“妥当,箱子用棉套套着呢。”
高翼冷汗直流,彻底无语。
所谓土雷,就是粘土炸药。制作肥皂的副产品是甘油,把硝酸甘油混入粘土中,搓成卷,用纸包包住,就是粘土炸药。这种炸药威力巨大,但是性能极不稳定。在华氏九十度(摄氏三十二度)的情况下,硝酸甘油会从粘土中析出,稍加震动就会产生剧烈爆炸。
高翼制作这种粘土炸药是为了修路,这种粘土炸药在冬季使用最为安,而三山大规模筑路多在冬季。此外,粘土炸药用于水下爆破,也非常安方便。
粘土炸药的爆炸威力十分巨大,一旦发生爆炸,因队形密集,在场的五千人不会
剩下多少幸存者。
幸好现在是春季,气温并不高,而此前队伍一直在山中穿行,所过之处气温更低,这才保证队伍至今平安无事。

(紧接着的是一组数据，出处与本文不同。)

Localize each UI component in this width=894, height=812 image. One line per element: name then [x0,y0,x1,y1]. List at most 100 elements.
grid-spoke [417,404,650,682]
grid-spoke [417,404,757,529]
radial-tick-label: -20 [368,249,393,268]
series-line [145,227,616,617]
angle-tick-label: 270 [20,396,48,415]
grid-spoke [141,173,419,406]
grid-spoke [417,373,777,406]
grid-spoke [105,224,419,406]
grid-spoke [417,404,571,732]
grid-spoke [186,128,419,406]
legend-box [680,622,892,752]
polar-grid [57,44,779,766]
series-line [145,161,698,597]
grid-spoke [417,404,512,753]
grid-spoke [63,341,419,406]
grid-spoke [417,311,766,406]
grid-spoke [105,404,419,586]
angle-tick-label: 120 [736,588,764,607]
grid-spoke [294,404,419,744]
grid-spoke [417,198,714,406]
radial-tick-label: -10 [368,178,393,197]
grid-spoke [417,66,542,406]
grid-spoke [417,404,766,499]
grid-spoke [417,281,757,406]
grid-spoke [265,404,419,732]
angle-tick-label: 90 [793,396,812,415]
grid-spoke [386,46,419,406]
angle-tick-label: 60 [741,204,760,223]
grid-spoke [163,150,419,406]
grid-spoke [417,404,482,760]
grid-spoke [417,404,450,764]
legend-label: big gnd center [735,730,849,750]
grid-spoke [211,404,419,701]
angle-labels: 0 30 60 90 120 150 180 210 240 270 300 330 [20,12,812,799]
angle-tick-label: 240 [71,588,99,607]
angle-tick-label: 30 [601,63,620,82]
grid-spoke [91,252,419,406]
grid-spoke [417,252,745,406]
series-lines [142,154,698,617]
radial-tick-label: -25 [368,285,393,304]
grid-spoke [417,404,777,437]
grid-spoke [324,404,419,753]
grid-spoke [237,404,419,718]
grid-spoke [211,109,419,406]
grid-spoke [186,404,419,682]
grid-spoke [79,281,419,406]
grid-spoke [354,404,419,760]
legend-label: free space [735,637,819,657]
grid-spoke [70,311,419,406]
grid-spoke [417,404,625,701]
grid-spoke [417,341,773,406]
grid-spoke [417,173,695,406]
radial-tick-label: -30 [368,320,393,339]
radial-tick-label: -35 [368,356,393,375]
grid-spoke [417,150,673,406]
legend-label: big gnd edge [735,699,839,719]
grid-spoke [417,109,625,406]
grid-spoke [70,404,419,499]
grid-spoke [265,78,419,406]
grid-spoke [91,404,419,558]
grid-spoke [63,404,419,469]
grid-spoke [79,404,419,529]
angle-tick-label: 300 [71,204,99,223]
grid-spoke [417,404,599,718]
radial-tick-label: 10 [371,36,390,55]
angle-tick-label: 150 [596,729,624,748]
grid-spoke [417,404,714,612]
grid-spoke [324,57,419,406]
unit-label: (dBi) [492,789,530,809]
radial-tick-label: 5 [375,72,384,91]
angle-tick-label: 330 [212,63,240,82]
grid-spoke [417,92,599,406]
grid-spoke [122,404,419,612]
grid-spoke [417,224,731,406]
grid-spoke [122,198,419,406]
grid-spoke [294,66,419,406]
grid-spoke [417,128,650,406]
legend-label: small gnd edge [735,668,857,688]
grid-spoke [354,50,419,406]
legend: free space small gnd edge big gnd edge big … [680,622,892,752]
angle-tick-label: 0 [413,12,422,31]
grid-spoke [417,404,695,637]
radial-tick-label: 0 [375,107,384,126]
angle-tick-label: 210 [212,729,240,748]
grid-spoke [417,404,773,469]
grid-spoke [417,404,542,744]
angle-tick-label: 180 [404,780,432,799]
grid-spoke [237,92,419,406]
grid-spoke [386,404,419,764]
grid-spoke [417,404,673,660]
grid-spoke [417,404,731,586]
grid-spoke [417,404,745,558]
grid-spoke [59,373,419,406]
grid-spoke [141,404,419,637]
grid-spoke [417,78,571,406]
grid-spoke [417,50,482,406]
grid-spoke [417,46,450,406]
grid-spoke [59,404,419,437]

知道身后存在这样一个危险的大家伙,高翼只觉得两腿发颤,双手哆嗦。可杨结还在扬起无辜的脸孔,紧着要求使用土雷:“殿下,拿两根粘土条就行,我等会儿过去,装作询问寨上,把粘土条粘在墙上……两根,就需要两根,我把他们都炸上天去。”
高翼一咬后槽牙,从牙缝里挤出一句:“炸这破土墙,一根足够了。可我们不能炸,这天越来越热了,知道你带了土雷,我们就必须乘船走……”

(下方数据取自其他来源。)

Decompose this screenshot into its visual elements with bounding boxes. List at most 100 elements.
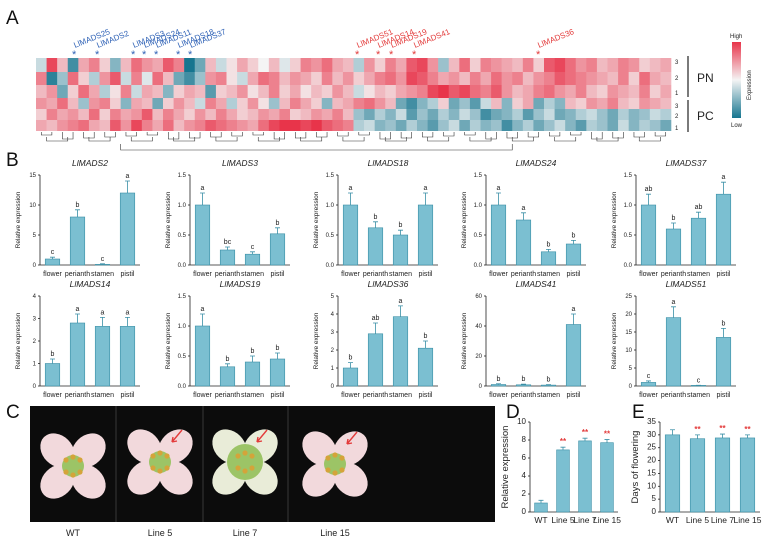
heatmap-cell	[215, 120, 227, 131]
y-tick-label: 25	[647, 443, 656, 452]
heatmap-cell	[395, 98, 407, 109]
heatmap-cell	[480, 120, 492, 131]
heatmap-cell	[237, 120, 248, 131]
heatmap-cell	[639, 58, 651, 72]
error-bar	[695, 434, 700, 439]
error-bar	[50, 358, 55, 364]
anther	[63, 457, 69, 463]
heatmap-cell	[438, 72, 450, 85]
significance-letter: c	[101, 256, 105, 263]
bar-chart: 0 2 4 6 8 10 Relative expression WT ** Line 5 ** Li…	[500, 417, 621, 525]
heatmap-cell	[258, 85, 270, 98]
gene-star-blue: *	[154, 49, 159, 61]
gene-star-red: *	[389, 49, 394, 61]
heatmap-cell	[512, 109, 524, 120]
error-bar	[538, 499, 544, 503]
arrow-marker	[256, 429, 268, 443]
y-tick-label: 1.0	[326, 203, 335, 209]
gene-star-blue: *	[95, 49, 100, 61]
y-tick-label: 10	[647, 481, 656, 490]
y-tick-label: 0	[33, 384, 37, 390]
error-bar	[100, 316, 105, 327]
y-tick-label: 35	[647, 417, 656, 426]
heatmap-cell	[152, 85, 164, 98]
bar	[269, 233, 286, 266]
heatmap-cell	[173, 72, 185, 85]
significance-stars: **	[560, 437, 567, 446]
significance-letter: a	[572, 306, 576, 313]
error-bar	[671, 222, 676, 229]
y-tick-label: 1.0	[178, 324, 187, 330]
heatmap-cell	[459, 109, 471, 120]
significance-letter: b	[547, 377, 551, 384]
heatmap-cell	[88, 72, 100, 85]
error-bar	[75, 313, 80, 323]
significance-letter: b	[547, 241, 551, 248]
expression-legend-bar	[732, 42, 741, 118]
gene-star-blue: *	[176, 49, 181, 61]
heatmap-cell	[565, 120, 577, 131]
heatmap-cell	[533, 85, 545, 98]
significance-letter: a	[101, 309, 105, 316]
error-bar	[275, 227, 280, 234]
category-label: flower	[43, 271, 62, 278]
bar	[94, 264, 111, 266]
heatmap-cell	[364, 120, 375, 131]
heatmap-cell	[353, 120, 365, 131]
y-tick-label: 0	[33, 263, 37, 269]
heatmap-cell	[67, 58, 79, 72]
heatmap-cell	[194, 72, 206, 85]
heatmap-cell	[522, 58, 534, 72]
bar	[392, 234, 409, 266]
heatmap-cell	[141, 120, 153, 131]
category-label: perianth	[661, 271, 686, 278]
heatmap-cell	[469, 120, 481, 131]
heatmap-cell	[374, 109, 386, 120]
anther	[242, 450, 248, 456]
anther	[150, 465, 156, 471]
significance-letter: c	[697, 377, 701, 384]
heatmap-cell	[205, 72, 217, 85]
gene-label-red: LlMADS36	[536, 27, 575, 50]
error-bar	[646, 193, 651, 205]
heatmap-cell	[491, 98, 502, 109]
row-label-pn-1: 1	[675, 91, 679, 97]
heatmap-cell	[427, 120, 439, 131]
bar	[739, 437, 756, 513]
heatmap-cell	[36, 72, 47, 85]
y-tick-label: 20	[647, 456, 656, 465]
chart-title: LlMADS14	[70, 279, 111, 289]
heatmap-cell	[501, 72, 513, 85]
bar	[367, 227, 384, 266]
heatmap-cell	[120, 85, 132, 98]
chart-title: LlMADS37	[666, 158, 707, 168]
y-tick-label: 25	[625, 294, 632, 300]
y-tick-label: 1.0	[474, 203, 483, 209]
error-bar	[521, 212, 526, 220]
y-tick-label: 0.5	[326, 233, 335, 239]
anther	[332, 452, 338, 458]
y-tick-label: 0.5	[178, 233, 187, 239]
bar	[565, 324, 582, 387]
error-bar	[496, 383, 501, 385]
bar-chart: LlMADS24 0.0 0.5 1.0 1.5 Relative expression a…	[461, 158, 586, 278]
photo-label-line5: Line 5	[148, 528, 173, 538]
panel-letter-a: A	[6, 8, 19, 29]
heatmap-cell	[596, 85, 608, 98]
heatmap-cell	[99, 85, 111, 98]
arrow-marker	[346, 431, 358, 445]
error-bar	[720, 433, 725, 438]
heatmap-cell	[226, 58, 238, 72]
heatmap-cell	[99, 72, 111, 85]
significance-letter: a	[722, 174, 726, 181]
heatmap-cell	[395, 109, 407, 120]
heatmap-cell	[533, 72, 545, 85]
error-bar	[398, 229, 403, 235]
heatmap-cell	[279, 109, 291, 120]
heatmap-cell	[110, 58, 121, 72]
y-tick-label: 1.5	[178, 173, 187, 179]
heatmap-cell	[205, 109, 217, 120]
heatmap-cell	[575, 98, 587, 109]
error-bar	[546, 249, 551, 252]
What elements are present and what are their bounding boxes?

杨结还在央求,像个馋嘴的小孩儿渴求糖果一样,再三要求试一试土雷的威力。高翼坚决不让他在碰那些土雷。两人正争执着,寨门打开了,陈婴在一位老者的引领下,走出水寨
陈婴一身新衣,但脸上的表情却气鼓鼓的。一只眼睛眼眶破裂,有点青肿。高翼见此,脸色一沉,抽出战刀,催马上前。
“主公,主公”,陈婴拦在高翼马前,连声劝阻。可他拦住了高翼,没拦住杨结。杨结催马而上,马鞭没头没脑的一顿乱抽,抽倒了陈婴身边所有的跟随者,独留下那名为首的长者。
“你的侍卫呢?”,高翼阴沉着脸问:“如果他们没有战死,怎会让人伤害你?如果他们战死,血只能用血来偿还!”
尾随的那名长者一躬身,谄笑着插嘴:“老朽公孙弘,表字……”
“入城!”高翼打断了公孙弘的话。
“步兵一营控制寨墙,二营控制码头,骑兵三营沿街警戒,有阻挡者,杀无赦。”杨结甩了个响鞭,快速下令。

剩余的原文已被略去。